Little did the two know they would get married, and they certainly didn’t expect to become a prolific folk duo, with nine albums released to date. What started as a part-time gig playing in Santa Cruz cafés for tips and a free meal became a full-time job touring around the country.
“We haven’t played in every state, but we’re getting close,” Curtis said.
Worthington is the first stop for Curtis and Loretta on their “going south tour,” which will run all the way down into Nebraska, Kansas and Texas. The Minneapolis-based duo will perform at the Nobles County Art Center at 7:30 p.m. this Friday.
Curtis and Loretta got into folk music long before they met in Santa Cruz.
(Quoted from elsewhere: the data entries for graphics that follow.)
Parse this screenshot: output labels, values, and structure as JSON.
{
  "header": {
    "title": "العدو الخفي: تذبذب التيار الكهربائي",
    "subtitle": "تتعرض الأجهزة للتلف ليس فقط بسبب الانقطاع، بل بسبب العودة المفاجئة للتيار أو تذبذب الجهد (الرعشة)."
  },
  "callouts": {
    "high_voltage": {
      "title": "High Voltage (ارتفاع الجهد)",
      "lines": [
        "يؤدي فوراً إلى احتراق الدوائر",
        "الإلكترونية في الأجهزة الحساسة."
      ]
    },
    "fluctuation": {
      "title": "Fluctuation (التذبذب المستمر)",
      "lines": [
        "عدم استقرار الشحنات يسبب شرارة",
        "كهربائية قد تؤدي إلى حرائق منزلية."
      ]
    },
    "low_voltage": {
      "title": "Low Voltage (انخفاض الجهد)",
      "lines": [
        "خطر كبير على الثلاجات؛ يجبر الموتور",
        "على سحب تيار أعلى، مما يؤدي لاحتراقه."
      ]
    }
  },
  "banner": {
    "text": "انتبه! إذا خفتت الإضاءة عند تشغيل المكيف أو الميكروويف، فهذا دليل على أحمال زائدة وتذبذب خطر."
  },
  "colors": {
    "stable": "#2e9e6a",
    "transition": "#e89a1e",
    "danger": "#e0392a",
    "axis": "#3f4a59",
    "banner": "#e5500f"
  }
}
Loretta first fell in love with the genre listening to Peter, Paul and Mary, and a young Curtis got hooked on Pete Seeger.
Their most recent tour will focus on their 2015 album “When There’s Good to be Done.” The album’s title song highlights the journey of a Florida woman who donated a kidney to a little girl in Pine City she had never met before.
“My premise was to write about people that have overcome big challenges in their lives who can hopefully inspire others to do the same,” Loretta said. “It’s all people we know, that we’ve met, so it’s very close to our hearts.”
Though the focus is on the most recent recording, Curtis and Loretta will reach further into their expansive toolbox of songs during the performance.
“What we play does vary a lot, because it’s an exchange with the audience and you really just play off the audience,” Curtis said. “A lot of times the mood, the environment will inspire you to play a whole different group of songs.”
They’ll be bringing quite a few instruments for their show, including a mandocello, steel ukelele, guitars and Loretta’s signature harp.
It’s not the first time the duo has performed at the Nobles County Art Center. They last performed there in 2010, but that was part of a tour where they played traditional 1800s music while dressed up in old-fashioned attire. This time, they’ll bring their classic folk sound.
“We’re really excited to play there again — we love Worthington,” Curtis said.